Damit meint er nicht den richtigen Umgangston – den haben die Schüler in Parsberg und Neumarkt perfekt drauf: „Ich habe beim Regionalwettbewerb zu viele Argumente auf einmal gebracht. So hat sich mein Gegner das Schwächste herausgesucht, widerlegt und das Stärkste anschließend unter den Tisch fallen lassen.“

Jennifer Frank (17) hatte sich zur Vorbereitung auf die Debatten sogar Wahlkampfveranstaltungen von Obama und Romney angesehen. „Die beharrten stets auf ihren jeweiligen Argumenten und ließen sich davon nicht abbringen.“

Diskussion auf Kuschelbasis

Bei Jugend debattiert hätte eine solche Einstellung starken Punktabzug gegeben, erklärt die 17-Jährige: „Dort findet eher ein Austausch von Argumenten, als eine Streitdebatte wie in der Politik statt.“ Und Zuckschwert pflichtet ihr bei: „Ja, es ist schon etwas verweichlicht. Später wird man nie auf dieser Kuschelbasis diskutieren.“

Dennoch haben alle, da sind sich die Schüler einig, von dem Diskussionstraining profitiert: „Man lernt zu hinterfragen, setzt sich mit Themen auseinander, mit denen man vorher nichts zu tun hatte und lernt genau hinzuhören, die Argumente des anderen aufzudröseln“, erzählt Christina Jandke (17).

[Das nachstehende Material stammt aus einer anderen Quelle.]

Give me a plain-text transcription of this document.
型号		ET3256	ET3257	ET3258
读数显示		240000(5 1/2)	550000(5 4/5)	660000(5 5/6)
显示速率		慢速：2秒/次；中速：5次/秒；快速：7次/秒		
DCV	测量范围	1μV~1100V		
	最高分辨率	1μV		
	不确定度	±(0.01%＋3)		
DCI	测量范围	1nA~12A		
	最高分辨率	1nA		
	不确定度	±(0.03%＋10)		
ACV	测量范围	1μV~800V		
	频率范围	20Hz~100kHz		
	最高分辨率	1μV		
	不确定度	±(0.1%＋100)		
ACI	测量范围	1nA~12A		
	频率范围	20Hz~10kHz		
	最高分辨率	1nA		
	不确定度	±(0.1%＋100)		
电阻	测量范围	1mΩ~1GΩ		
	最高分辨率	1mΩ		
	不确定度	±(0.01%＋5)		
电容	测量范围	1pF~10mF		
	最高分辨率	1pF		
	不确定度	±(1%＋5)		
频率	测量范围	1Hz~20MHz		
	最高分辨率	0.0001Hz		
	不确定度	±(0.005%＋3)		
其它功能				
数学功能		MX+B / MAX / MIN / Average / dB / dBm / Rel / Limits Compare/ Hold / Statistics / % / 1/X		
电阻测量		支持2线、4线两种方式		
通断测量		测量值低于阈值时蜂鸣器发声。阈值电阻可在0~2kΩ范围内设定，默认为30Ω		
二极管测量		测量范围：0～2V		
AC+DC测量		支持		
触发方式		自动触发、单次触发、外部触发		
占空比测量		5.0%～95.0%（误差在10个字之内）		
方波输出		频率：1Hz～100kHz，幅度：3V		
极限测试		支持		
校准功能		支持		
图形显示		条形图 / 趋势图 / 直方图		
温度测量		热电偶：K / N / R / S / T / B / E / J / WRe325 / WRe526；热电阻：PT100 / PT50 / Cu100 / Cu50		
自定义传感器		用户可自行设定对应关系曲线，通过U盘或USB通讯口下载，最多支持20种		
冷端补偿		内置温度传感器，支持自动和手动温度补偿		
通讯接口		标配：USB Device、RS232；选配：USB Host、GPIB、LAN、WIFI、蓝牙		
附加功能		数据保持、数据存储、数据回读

Ob die Jugendlichen ihr Diskussionsgeschick auch schon zuhause ausprobiert haben? Klar, gestehen sie. Doch Christoph Wild (17) erklärt: „Bei den Eltern funktioniert das nur bedingt. Früher oder später heißt es nur: Etz red net so gscheit daher, sondern mach‘s einfach.“

In Familie schwer anzuwenden

Nana Kleesattel (15) glaubt auch, dass sich das Diskussionsgeschick schwer auf die Familie übertragen lässt: „Da schwingen oft Emotionen mit, wodurch logisches Argumentieren schwer wird und Debatten leicht in eine Richtung abgleiten, die keiner will.“

Einmal könnten die Q11er des Gluck-Gymnasiums noch teilnehmen. „Doch der Bundeswettbewerb, wenn wir überhaupt so weit kommen sollten, wäre dann kurz nach Ostern – mitten in unseren Abiprüfungen.“ Von daher bleibt abzuwarten, ob die Schüler einen zweiten Versuch wagen. Spaß gemacht, so sind sich die Parsberger und die Neumarkter einig hat es allemal und diesmal habe man sogar wirklich fürs Leben gelernt.